C’è da rilevare, inoltre, la strana doglianza del legale di Sticchi Damiani che lamenta l’eccessivo risalto dato dai giornali alla notizia, ovvero al: “singolare spazio giornalistico dedicato a un mero avviso di conclusione delle indagini preliminari”. Se il figlio di un viceministro della Giustizia, legale di un potente manager pubblico, intende sostituirsi ai direttori di giornale nel valutare la rilevanza o meno di una notizia, può sempre decidere per il cambio di professione, ma fintanto che rimane avvocato non può sindacare sullo spazio dedicato dai giornali alla notizia che riguarda un suo assistito, è un’affermazione tanto maldestra quanto tediosa, soprattutto in considerazione dell’ingombrante rapporto di parentela diretto con un viceministro della Repubblica in carica.

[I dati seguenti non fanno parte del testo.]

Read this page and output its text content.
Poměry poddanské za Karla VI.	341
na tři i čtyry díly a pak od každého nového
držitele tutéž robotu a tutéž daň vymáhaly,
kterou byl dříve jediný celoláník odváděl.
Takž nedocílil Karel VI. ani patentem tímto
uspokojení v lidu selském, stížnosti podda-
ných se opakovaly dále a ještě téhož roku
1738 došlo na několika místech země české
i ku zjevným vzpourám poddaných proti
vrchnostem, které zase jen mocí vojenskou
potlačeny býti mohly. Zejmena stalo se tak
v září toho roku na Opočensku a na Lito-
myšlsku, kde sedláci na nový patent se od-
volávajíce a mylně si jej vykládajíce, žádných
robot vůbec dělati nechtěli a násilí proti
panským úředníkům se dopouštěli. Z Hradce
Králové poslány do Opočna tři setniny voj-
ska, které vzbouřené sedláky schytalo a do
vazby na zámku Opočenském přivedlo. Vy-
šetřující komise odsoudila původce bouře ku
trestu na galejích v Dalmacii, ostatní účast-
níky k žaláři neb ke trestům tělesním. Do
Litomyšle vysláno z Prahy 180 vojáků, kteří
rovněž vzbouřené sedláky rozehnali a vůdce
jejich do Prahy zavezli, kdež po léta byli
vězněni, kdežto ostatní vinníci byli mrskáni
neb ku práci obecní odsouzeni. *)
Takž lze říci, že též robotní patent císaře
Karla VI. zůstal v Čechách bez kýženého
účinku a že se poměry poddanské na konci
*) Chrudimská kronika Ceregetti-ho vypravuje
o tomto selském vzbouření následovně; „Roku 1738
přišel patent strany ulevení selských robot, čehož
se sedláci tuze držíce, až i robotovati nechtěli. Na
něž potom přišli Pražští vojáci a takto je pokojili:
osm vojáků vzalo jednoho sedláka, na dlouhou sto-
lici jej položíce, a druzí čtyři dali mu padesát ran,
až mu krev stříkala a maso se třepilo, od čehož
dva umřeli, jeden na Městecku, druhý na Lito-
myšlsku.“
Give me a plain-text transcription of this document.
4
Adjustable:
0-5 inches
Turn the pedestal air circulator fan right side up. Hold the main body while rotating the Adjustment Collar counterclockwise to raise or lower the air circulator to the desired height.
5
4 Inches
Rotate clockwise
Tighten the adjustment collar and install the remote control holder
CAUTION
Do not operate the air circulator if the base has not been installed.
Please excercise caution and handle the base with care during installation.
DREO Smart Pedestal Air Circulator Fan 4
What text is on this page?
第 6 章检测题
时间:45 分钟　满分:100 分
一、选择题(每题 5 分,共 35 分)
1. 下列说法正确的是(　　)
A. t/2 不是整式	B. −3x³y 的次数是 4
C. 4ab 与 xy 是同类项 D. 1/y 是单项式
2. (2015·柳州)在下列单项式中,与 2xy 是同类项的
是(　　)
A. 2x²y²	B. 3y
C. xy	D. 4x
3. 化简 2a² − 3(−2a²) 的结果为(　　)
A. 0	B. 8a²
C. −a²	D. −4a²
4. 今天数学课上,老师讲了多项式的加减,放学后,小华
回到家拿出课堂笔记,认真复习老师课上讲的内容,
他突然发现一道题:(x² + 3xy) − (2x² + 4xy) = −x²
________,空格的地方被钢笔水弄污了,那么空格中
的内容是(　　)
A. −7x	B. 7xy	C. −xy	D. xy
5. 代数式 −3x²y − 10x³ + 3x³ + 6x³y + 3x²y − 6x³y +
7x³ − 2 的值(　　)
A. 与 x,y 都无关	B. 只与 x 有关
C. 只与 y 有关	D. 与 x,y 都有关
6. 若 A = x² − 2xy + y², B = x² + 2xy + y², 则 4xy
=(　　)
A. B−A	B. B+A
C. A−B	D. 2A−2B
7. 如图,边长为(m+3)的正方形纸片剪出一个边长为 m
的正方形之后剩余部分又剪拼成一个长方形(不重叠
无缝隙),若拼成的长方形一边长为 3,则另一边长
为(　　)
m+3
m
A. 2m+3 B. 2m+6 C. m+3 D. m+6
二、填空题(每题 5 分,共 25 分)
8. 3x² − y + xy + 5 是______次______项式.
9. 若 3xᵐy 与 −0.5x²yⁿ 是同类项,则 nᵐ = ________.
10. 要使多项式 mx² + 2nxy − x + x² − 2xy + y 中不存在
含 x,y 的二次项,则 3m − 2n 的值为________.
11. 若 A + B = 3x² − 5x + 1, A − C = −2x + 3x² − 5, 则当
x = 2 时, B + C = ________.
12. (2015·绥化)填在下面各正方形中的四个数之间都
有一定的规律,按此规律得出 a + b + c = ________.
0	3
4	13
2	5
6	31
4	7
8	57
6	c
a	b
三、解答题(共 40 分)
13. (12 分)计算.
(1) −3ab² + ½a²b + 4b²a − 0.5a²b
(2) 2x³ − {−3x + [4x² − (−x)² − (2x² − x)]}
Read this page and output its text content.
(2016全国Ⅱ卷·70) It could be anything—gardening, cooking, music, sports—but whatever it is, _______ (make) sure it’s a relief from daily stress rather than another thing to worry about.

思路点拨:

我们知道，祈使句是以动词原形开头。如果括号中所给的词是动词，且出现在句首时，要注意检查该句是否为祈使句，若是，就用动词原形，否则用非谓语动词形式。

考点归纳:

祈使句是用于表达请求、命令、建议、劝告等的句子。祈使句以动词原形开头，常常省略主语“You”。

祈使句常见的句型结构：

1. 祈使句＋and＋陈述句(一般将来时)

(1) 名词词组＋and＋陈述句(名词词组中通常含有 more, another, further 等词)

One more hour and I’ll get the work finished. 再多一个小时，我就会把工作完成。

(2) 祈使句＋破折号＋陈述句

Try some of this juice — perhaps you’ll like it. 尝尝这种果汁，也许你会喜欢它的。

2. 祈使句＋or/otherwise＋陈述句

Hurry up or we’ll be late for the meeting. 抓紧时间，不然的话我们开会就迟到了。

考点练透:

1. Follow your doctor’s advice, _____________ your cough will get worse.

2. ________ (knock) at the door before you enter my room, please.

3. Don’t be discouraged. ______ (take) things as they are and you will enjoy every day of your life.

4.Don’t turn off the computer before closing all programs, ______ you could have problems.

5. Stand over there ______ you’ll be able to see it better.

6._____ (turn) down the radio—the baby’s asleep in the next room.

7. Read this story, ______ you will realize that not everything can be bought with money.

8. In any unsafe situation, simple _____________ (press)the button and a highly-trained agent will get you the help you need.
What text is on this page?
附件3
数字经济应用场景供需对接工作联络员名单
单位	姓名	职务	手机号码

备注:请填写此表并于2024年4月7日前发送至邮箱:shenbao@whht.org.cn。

Eppure egli stesso assiste la Federazione Nazionale della Stampa Italiana (FNSI) in processi legati alla libertà di stampa, partecipando persino quale relatore a un convegno organizzato dalla stessa FNSI dal chiaro titolo: “Querele bavaglio e minacce ai cronisti“. Uno dei tanti cortocircuiti che rendono il nostro paese unico al mondo.